I believe is caused by the freshest intermediate scenario. A couple months ago the freshest path would have been to "DST ACES X6", but recently the Certipath PIV-I bridge was updated. As to what introduced it to the system, that could be done various
ways, but as you described, its via SMIME chain hints from a sender building an undesired path and the email client basically infecting your PKI store as a courtesy… be sure to thank it ;)
From my experience none of the PKI implementations in operating systems, browsers, mail clients (NSS) out there handles mesh PKI environments like the FPKI properly. We are working with some vendors to investigate issuance policy OID weighting or someway
to indicate super roots so when multiple paths exists, a preferred path is determined by a more calculated method other than freshness of the certificate.
With Microsoft there is a way to mitigate by putting undesired certificates in the disallowed store, this corrals the choice of paths to the preferred path, but it is a bit of a game of wack-a-mole as newly issued cross certificate will then get picked.

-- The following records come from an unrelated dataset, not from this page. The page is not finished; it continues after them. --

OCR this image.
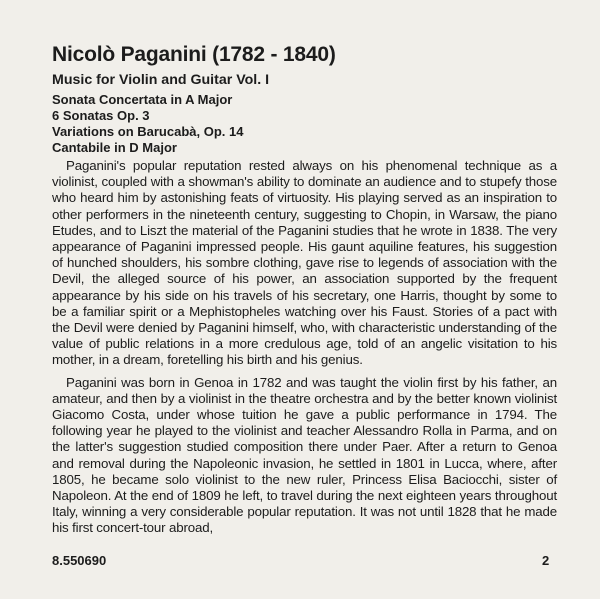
Nicolò Paganini (1782 - 1840)
Music for Violin and Guitar Vol. I
Sonata Concertata in A Major
6 Sonatas Op. 3
Variations on Barucabà, Op. 14
Cantabile in D Major

Paganini's popular reputation rested always on his phenomenal technique as a violinist, coupled with a showman's ability to dominate an audience and to stupefy those who heard him by astonishing feats of virtuosity. His playing served as an inspiration to other performers in the nineteenth century, suggesting to Chopin, in Warsaw, the piano Etudes, and to Liszt the material of the Paganini studies that he wrote in 1838. The very appearance of Paganini impressed people. His gaunt aquiline features, his suggestion of hunched shoulders, his sombre clothing, gave rise to legends of association with the Devil, the alleged source of his power, an association supported by the frequent appearance by his side on his travels of his secretary, one Harris, thought by some to be a familiar spirit or a Mephistopheles watching over his Faust. Stories of a pact with the Devil were denied by Paganini himself, who, with characteristic understanding of the value of public relations in a more credulous age, told of an angelic visitation to his mother, in a dream, foretelling his birth and his genius.

Paganini was born in Genoa in 1782 and was taught the violin first by his father, an amateur, and then by a violinist in the theatre orchestra and by the better known violinist Giacomo Costa, under whose tuition he gave a public performance in 1794. The following year he played to the violinist and teacher Alessandro Rolla in Parma, and on the latter's suggestion studied composition there under Paer. After a return to Genoa and removal during the Napoleonic invasion, he settled in 1801 in Lucca, where, after 1805, he became solo violinist to the new ruler, Princess Elisa Baciocchi, sister of Napoleon. At the end of 1809 he left, to travel during the next eighteen years throughout Italy, winning a very considerable popular reputation. It was not until 1828 that he made his first concert-tour abroad,

8.550690	2
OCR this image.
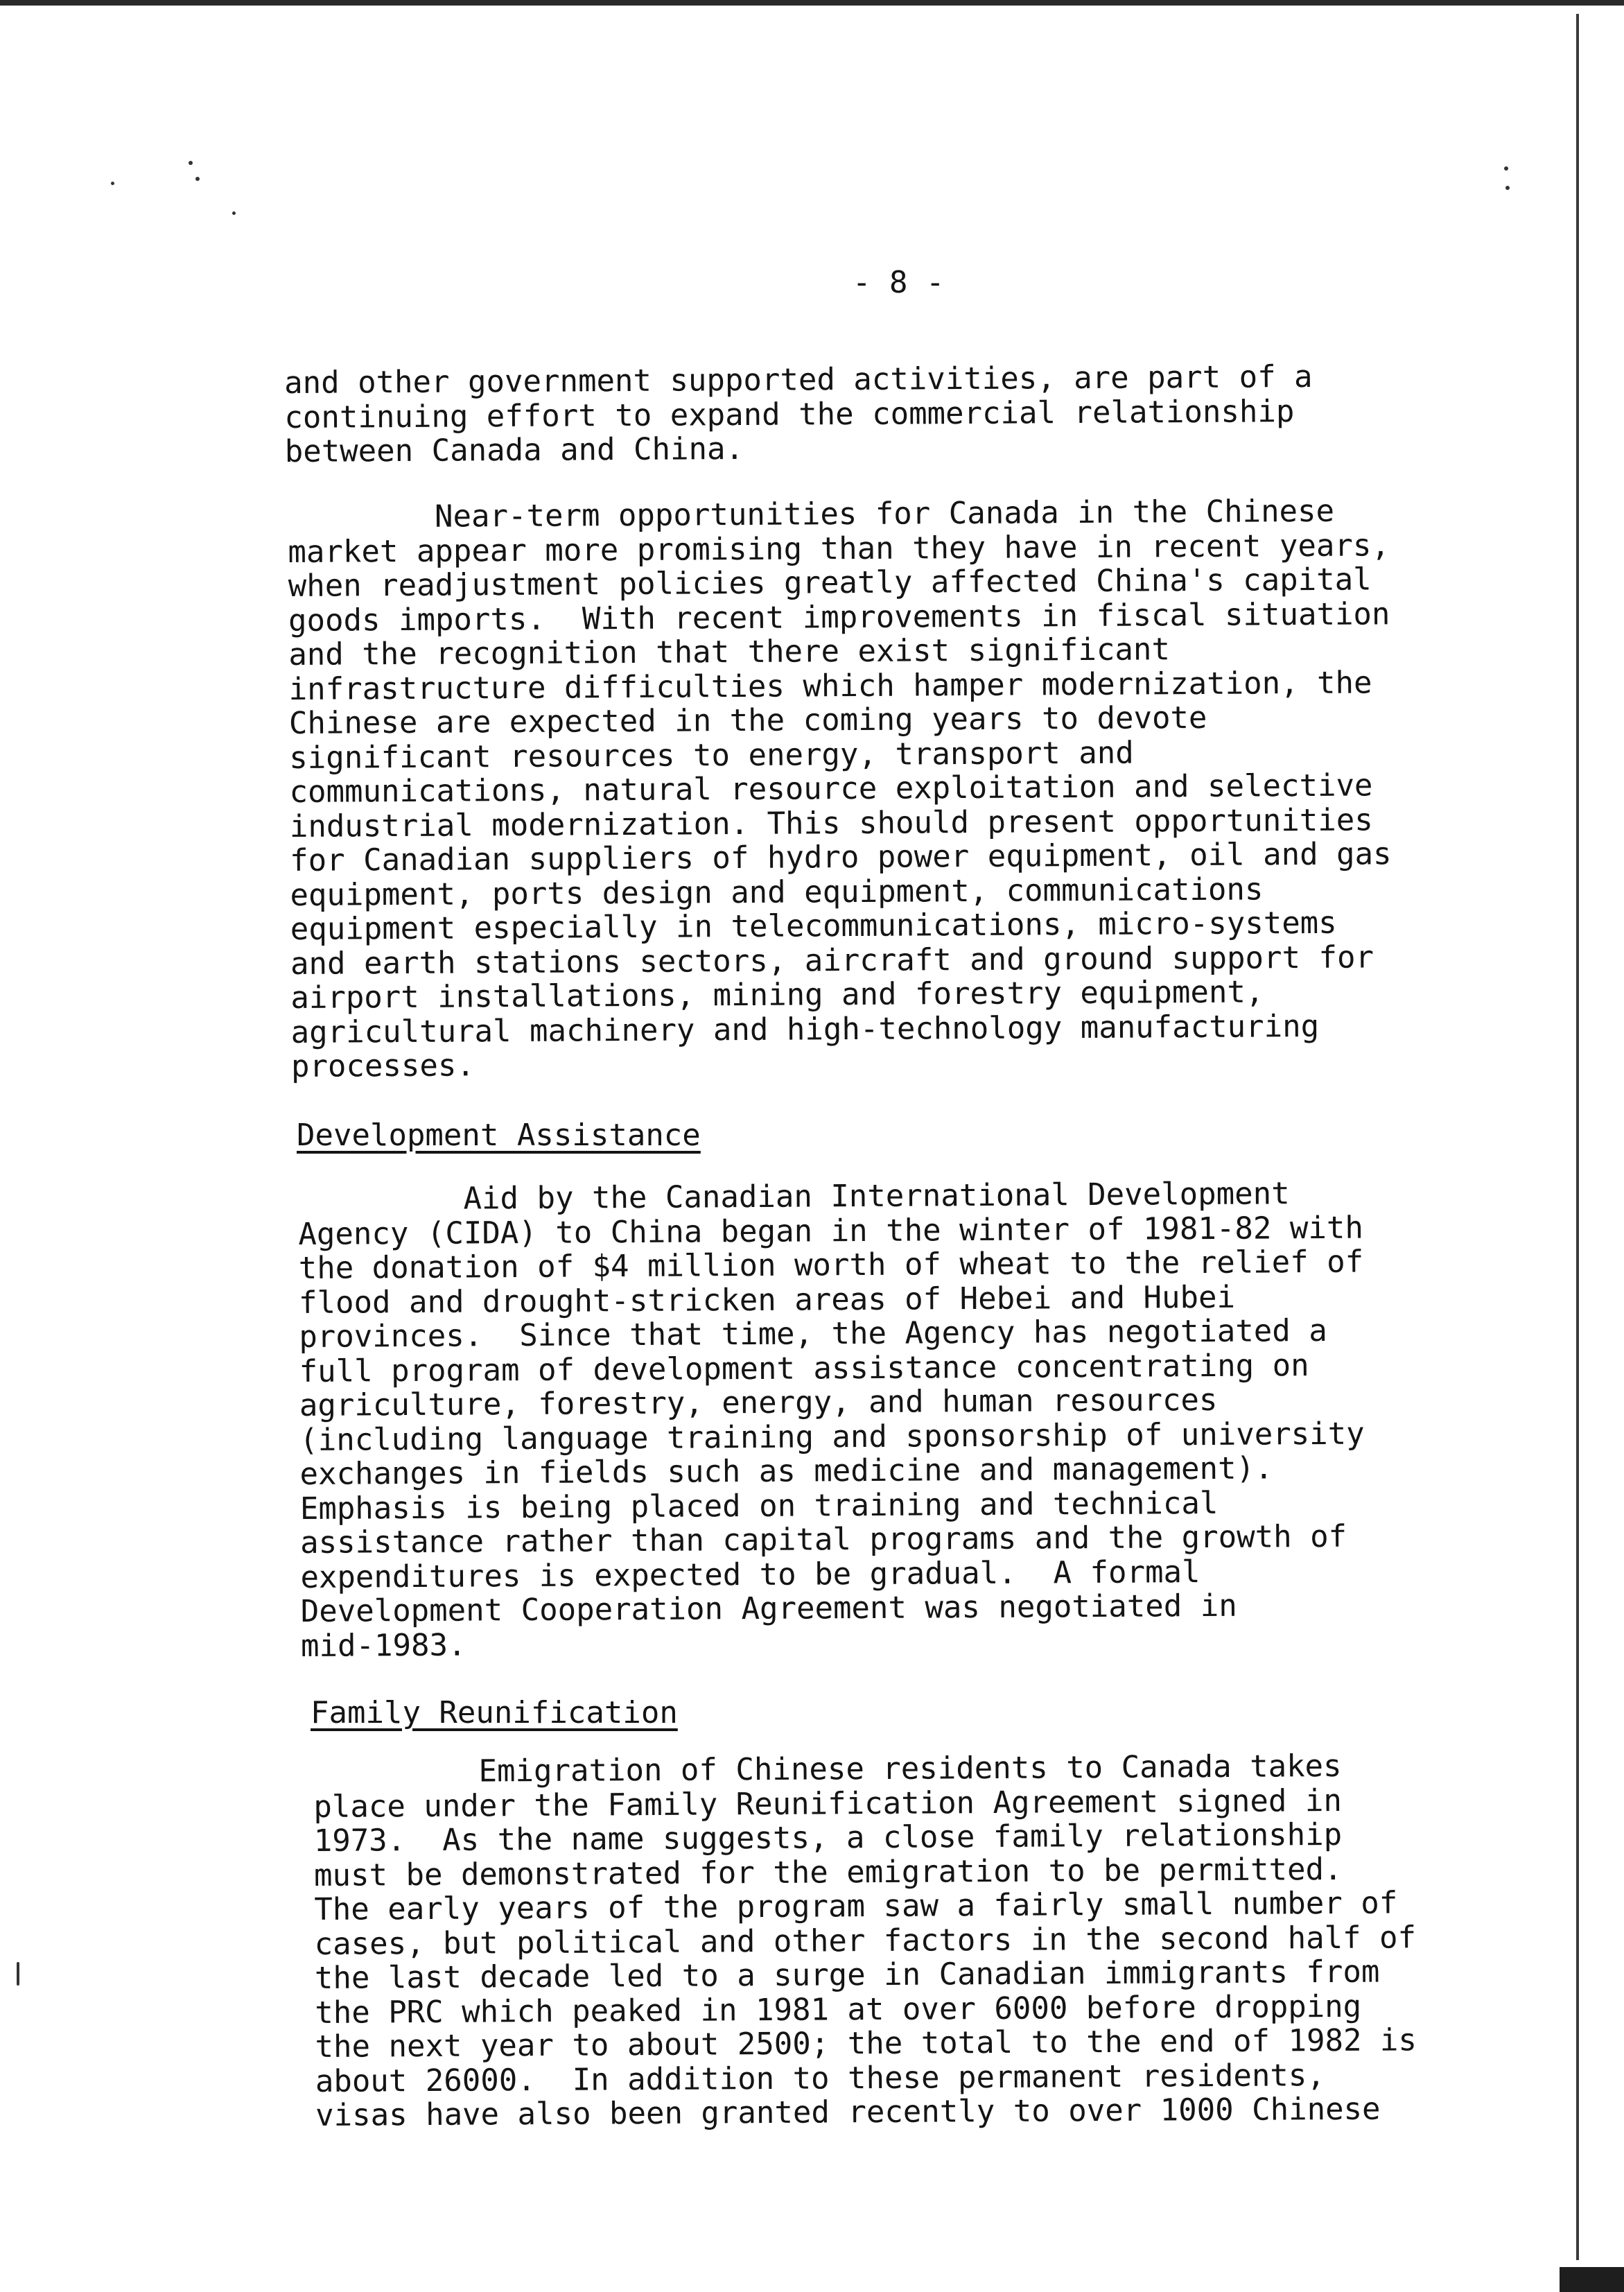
- 8 -
and other government supported activities, are part of a
continuing effort to expand the commercial relationship
between Canada and China.
Near-term opportunities for Canada in the Chinese
market appear more promising than they have in recent years,
when readjustment policies greatly affected China's capital
goods imports.  With recent improvements in fiscal situation
and the recognition that there exist significant
infrastructure difficulties which hamper modernization, the
Chinese are expected in the coming years to devote
significant resources to energy, transport and
communications, natural resource exploitation and selective
industrial modernization. This should present opportunities
for Canadian suppliers of hydro power equipment, oil and gas
equipment, ports design and equipment, communications
equipment especially in telecommunications, micro-systems
and earth stations sectors, aircraft and ground support for
airport installations, mining and forestry equipment,
agricultural machinery and high-technology manufacturing
processes.
Development Assistance
Aid by the Canadian International Development
Agency (CIDA) to China began in the winter of 1981-82 with
the donation of $4 million worth of wheat to the relief of
flood and drought-stricken areas of Hebei and Hubei
provinces.  Since that time, the Agency has negotiated a
full program of development assistance concentrating on
agriculture, forestry, energy, and human resources
(including language training and sponsorship of university
exchanges in fields such as medicine and management).
Emphasis is being placed on training and technical
assistance rather than capital programs and the growth of
expenditures is expected to be gradual.  A formal
Development Cooperation Agreement was negotiated in
mid-1983.
Family Reunification
Emigration of Chinese residents to Canada takes
place under the Family Reunification Agreement signed in
1973.  As the name suggests, a close family relationship
must be demonstrated for the emigration to be permitted.
The early years of the program saw a fairly small number of
cases, but political and other factors in the second half of
the last decade led to a surge in Canadian immigrants from
the PRC which peaked in 1981 at over 6000 before dropping
the next year to about 2500; the total to the end of 1982 is
about 26000.  In addition to these permanent residents,
visas have also been granted recently to over 1000 Chinese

It does work though. For OS X, as most many DoD people very experienced in this issue have previously explained, the mitigation most are doing is explicit trust of an intermediate or root, as far as you can get before either strange paths occur or there are
certificates that are marked improperly as invalid because OS X's implementation of PKI is extremely out of date as far as critical extension interpretation and the like. This falls past best practices to mitigations needed to make something work; it is not
really a good situation in my opinion.
So my guess is that there are a few issues you are seeing:
- Lack of desired chain building method on multiple operating systems
- The effect of certificate hints propagated via SMIME [or TLS/SSL in some PKI stacks]
- OS X lack of capability with critical extensions and other odd behavior
In OS X I have seen even worse stuff, like chain building with expired certificates when paths with non-expired certificates exist and other PKI horors. If anyone else has better methods of mitigation besides explicit trusts, please share them.
-Ridley
-----Original Message-----
From: fed-talk-bounces+ridley.disiena=email@hidden [
mailto:fed-talk-bounces+ridley.disiena=email@hidden] On Behalf Of Levine, Jason (NIH/NCI) [E]
Sent: Wednesday, December 05, 2012 11:29 AM
To: NIH Apple Sys Admin Contacts; email@hidden
Subject: [Fed-Talk] How does OS X choose which intermediate cert to use in chain?
Does anyone here know how OS X chooses which intermediate certificate it uses when it's validating a certificate chain? Specifically, if a cert has issuer "SuperSecure CA", and my keychain contains two different certs with the CN "SuperSecure CA", what
is OS X's methodology for choosing which of these two certs is the proper issuer?
Briefly: my OS X 10.8 keychain contains multiple certs with the CN "Federal Common Policy" -- and due to Mail.app's behavior of auto-importing any certs it finds in an email, and a sender which once included a signature cert chain which has a "bad" Federal
Common Policy cert in it, I keep getting this other cert added to my keychain. This "bad" cert isn't self-signed like the current Federal Common Policy cert, but rather was issued by "Federal Bridge CA" and leads up to a CertiPath cert that has an "unrecognized
critical extension" and thus is untrusted by OS X. Once this "bad" Federal Common Policy is added to my keychain, OS X immediately chooses it as the issuer up the chain for ALL Federal PKI certs -- meaning most of the SSL certs at the NIH, all the certs on
PIV cards, etc. -- and stops trusting all of these. Each time, I have to go into the keychain, delete this rogue Federal Common Policy cert, and then be OK until the next time Mail.app caches the email that has that "bad" cert.
What makes OS X choose this bad Federal Common Policy cert over the good one that's in System Roots (and system and login -- I have three copies of the good one, all with custom trust settings saying Always Trust)?
(Of note, I'm happy to share the "bad" one with anyone who's interested -- it's interesting, in addition to the issuer difference described above, it has an expiration date in 2014 rather than the 2030 date of the current good one.)